La aceptación de mi dolor y mi bastón como una mujer joven con fibromialgia

he tenido fibromialgia  para cuatro, casi cinco años. Después de un par de meses, o un año, empecé a tener síntomas debilitantes. Estaba muy estresada, y fue una temporada muy fría y lluviosa en la que vivo. Un día, cuando me levanté de la cama sentí que no podía mover las piernas. Estaban tan rígido como si estuviera hecha de estaño, pero débil como jiggly como gelatina. No podía salir al mundo como ese. No podía subir las escaleras; Incluso me tropecé cuando se trata de caminar una distancia regular.

Y entonces la idea de un bastón se acercó. ¿Yo? El uso de un bastón? Tenía 19 años!No estaba viejo. No estaba muriendo. No quería que la gente me vea como alguien que tenía una discapacidad , porque no podía llegar a la idea de que yo podría tener una condición de discapacidad. A los 19 años ni siquiera estaba en mis veinte años!

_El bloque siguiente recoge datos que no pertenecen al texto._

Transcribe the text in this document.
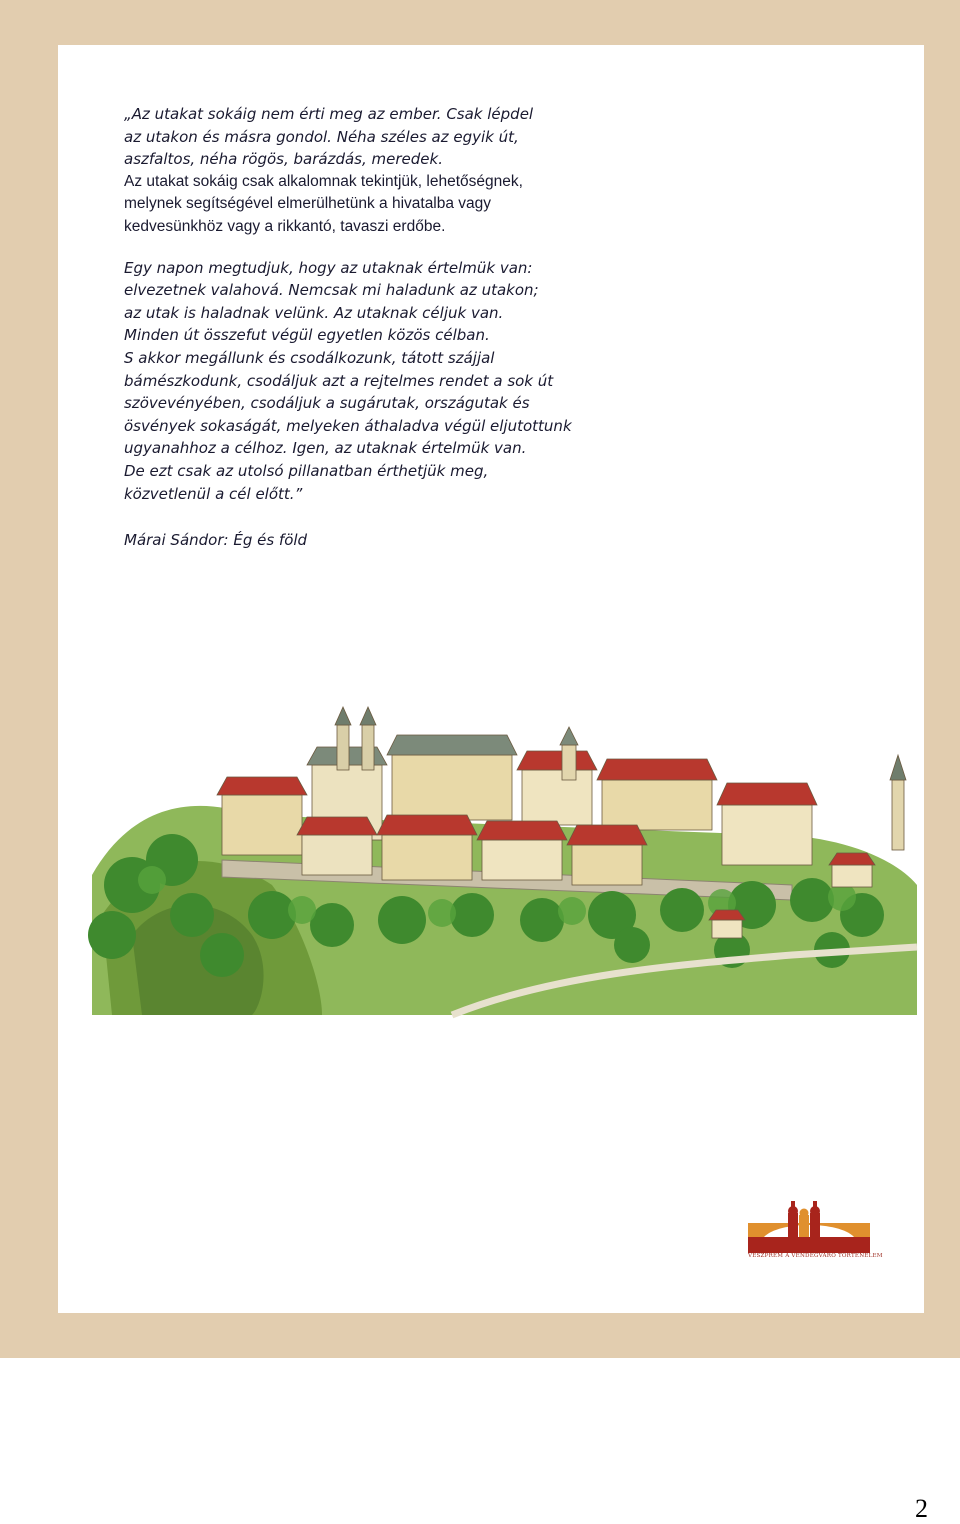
„Az utakat sokáig nem érti meg az ember. Csak lépdel
az utakon és másra gondol. Néha széles az egyik út,
aszfaltos, néha rögös, barázdás, meredek.

Az utakat sokáig csak alkalomnak tekintjük, lehetőségnek,
melynek segítségével elmerülhetünk a hivatalba vagy
kedvesünkhöz vagy a rikkantó, tavaszi erdőbe.

Egy napon megtudjuk, hogy az utaknak értelmük van:
elvezetnek valahová. Nemcsak mi haladunk az utakon;
az utak is haladnak velünk. Az utaknak céljuk van.
Minden út összefut végül egyetlen közös célban.
S akkor megállunk és csodálkozunk, tátott szájjal
bámészkodunk, csodáljuk azt a rejtelmes rendet a sok út
szövevényében, csodáljuk a sugárutak, országutak és
ösvények sokaságát, melyeken áthaladva végül eljutottunk
ugyanahhoz a célhoz. Igen, az utaknak értelmük van.
De ezt csak az utolsó pillanatban érthetjük meg,
közvetlenül a cél előtt.”

Márai Sándor: Ég és föld
VESZPRÉM A VENDÉGVÁRÓ TÖRTÉNELEM
2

Finalmente me resigné a la caza del bastón. Todas las cañas que encontré fueron oscuro y grueso y pesado, como los que mi abuelo en la década de 1960. Así que compré uno, y pintado con líneas de colores y una piedra de color púrpura en la parte superior. Parecía algo Willy Wonka usaría, y cuando la gente me miraba, que vio la caña por su belleza en lugar de verlo con lástima.

Un avance rápido hasta el año 2016, y artritis  entró en mi vida. Ahora la caña no era ni siquiera una opción – que era una demanda de mi cuerpo estaba haciendo con el fin de mantenerse al día con las actividades que quería hacer. El dolor que viene con la fibromialgia y la artritis juntos … madre mía! Y hay que aceptarlo; Este es el cuerpo que tienes, y tiene algunas herramientas que pueden hacer su vida un poco más fácil.He descubierto que no sólo mi propia aceptación es difícil, pero la sociedad lo hace más difícil. La gente a menudo no reciben por qué necesita ayuda adicional, por la que “decide parecerse a una anciana” o reclamación que “intenta hacerse más enfermo acaba de demostrar que fuera.” He oído comentarios como que muchas veces de personas que supuestamente amaba y me entendió.

Parece que nadie, hasta que pasan a través de él, lo consigue. Nadie entiende lo difícil que puede ser el uso de un bastón, tomar medicamentos, y oler como el mentol de las cremas de masaje, siendo un estudiante de 22 años de edad, cuyo rodilla y el tobillo crecer hasta el tamaño de una naranja. Tengo que tratar de seguir el ritmo de la vida. Y tratar de ser joven. Y tratar de ser activo. Y tratar de salir de la cama. Y tratar, y tratar, y tratar …

Mi viejo bastón, mi primer bastón, mi obra de arte, la que me llevó a aceptar la ayuda finalmente se rindieron. Dejó de ser antideslizante después de años de uso. Así que tuve que encontrar otro, el de la foto. Es azul y púrpura, tiene flores y me hace sentir hermosa, incluso cuando tengo que usarlo y sé la gente está mirando. Me hace sentir joven, incluso cuando la gente dice (como un disco rayado) “pero que son tan joven para tener todas esas cosas!” Se dobla, por lo que llevo conmigo 24/7, y no tengo miedo de usar más. Porque gracias a los bastones, que han sido capaces de seguir el ritmo de mi vida, levantarse de la cama, y vivir mi vida como un 20-algo que se supone que – de alguna manera por lo menos. Me han salvado de un par de caídas y me ha ayudado a ir a través de espacios que no están hechos para aquellos de nosotros con movilidad reducida.